Likewise, in Ab-type saponin, for three sequences—Sg-1b6 (synonymous), Sg-1b8 (two base changes), and Sg-1b9 (synonymous) from the second original Sg-1b allele—it was not certain whether they occurred long ago as they were detected in only one accession. The Sg-1b4 in two accessions was also not certain whether it occurred long ago as the accessions grew closer (Fig. S2). However, the Sg-1b5 sequence was probably older owing to the relatively longer geographic interval between the two Sg-1b5 accessions. Two sequences, Sg-1b7 (synonymous) from Sg-1b and Sg-1b1 from Sg-1b1′, surprisingly had relatively high frequencies of 20.3 and 10.8%, respectively, and were geographically regionally distributed along the Yellow River valley and along the Changjiang River valley and in its southern areas, respectively, with the exception of one Sg-1b1 accession that also occurred in Hebei Province of north China (Fig. S2). The Sg-1b1 should be regarded as derived from the ancient Sg-1b1′ transitional sequence from which another detected ancient transitional sequence Sg-1b2 originated. The transitional Sg-1b2 allele from Sg-1a toward Sg-1b possessed the same sequences of nucleotides with the Sg-1b allele except for a synonymous base transversion mutation (+ 1035 T → G) (Table S2) and was distributed through the vast northern areas of the Changjiang River, with the exception of one Sg-1b2 accession that also occurred in far Guangxi of southwest China (Fig. S2). As an ancient gene, it was unsurprising that this Sg-1b2 allele had a relatively high frequency of 13.5%.

Wild soybean is a self-pollinating plant. It was reported that there are positive genetic relationships among individuals in a small space of diameter of 30 m in field due to seed or pollen dispersal (Jin et al. 2003). Seed dispersal can occur via animals or water (Cain et al. 2000) and is one factor that influences the spatial pattern of variation and population genetic structure of wild soybean (Abe 2000). Kuroda et al. (2008) reported a strong positive genetic correlation between individuals in neighboring populations within a range of 400 m in wild soybean. Even in a range of 200 km, there are close genetic relationships between populations (Kuroda et al. 2006). Kuroda et al. (2006) found that wild soybean seeds can spread as far as 12.4 km from an original population and we also found a long-distance dispersal of 1.5 km for wild soybean seeds (Wang and Li 2012).

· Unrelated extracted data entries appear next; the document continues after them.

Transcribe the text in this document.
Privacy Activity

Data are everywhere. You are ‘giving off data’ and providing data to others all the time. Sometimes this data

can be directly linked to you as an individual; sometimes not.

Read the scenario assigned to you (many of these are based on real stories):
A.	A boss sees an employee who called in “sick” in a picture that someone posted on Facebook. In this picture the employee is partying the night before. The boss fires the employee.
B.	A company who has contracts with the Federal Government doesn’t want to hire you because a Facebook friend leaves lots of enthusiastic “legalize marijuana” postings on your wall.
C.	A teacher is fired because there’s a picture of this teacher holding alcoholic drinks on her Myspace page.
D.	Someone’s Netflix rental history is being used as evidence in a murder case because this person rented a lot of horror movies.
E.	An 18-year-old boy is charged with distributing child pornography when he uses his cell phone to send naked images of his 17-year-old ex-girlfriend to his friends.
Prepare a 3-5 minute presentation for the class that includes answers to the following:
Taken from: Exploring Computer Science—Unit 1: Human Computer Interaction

The present study demonstrated that not only had the original Sg-1 alleles continued to independently mutate but also the transitional sequences or mutant sequences continuously resulted in new derivative or mutant sequences (Fig. 3, Table 1). The data showed high polymorphism in Sg-1 alleles (Table 1) and some allelic sequences spread over large areas (Fig. S2). The Sg-1b2 allelic sequence spread through a long distance of about 2400 km in a farthest straight line, Sg-1a1 across about 2600 km, and Sg-1b1 over about 1600 km (Fig. S2). The Sg-1a6 accessions were distributed across a spread of about 1800 km in approximately longitude within the northern areas (Fig. S2) and they could survive. However, like Sg-1b1 and Sg-1b2, such long-distance spread of genes in latitude could not be established through animals and birds carrying seeds, because wild soybeans could hardly survive under such long-distance migrations in latitude since wild soybean is a short-day plant. The unique possibility is that some polymorphic alleles that occurred in ancient times were gradually disseminated throughout this species by concomitant species spread of wild soybean in China. Such high polymorphism of the Sg-1 locus has potential as an important molecular indicator to explore the specific area of origin of soybeans in China.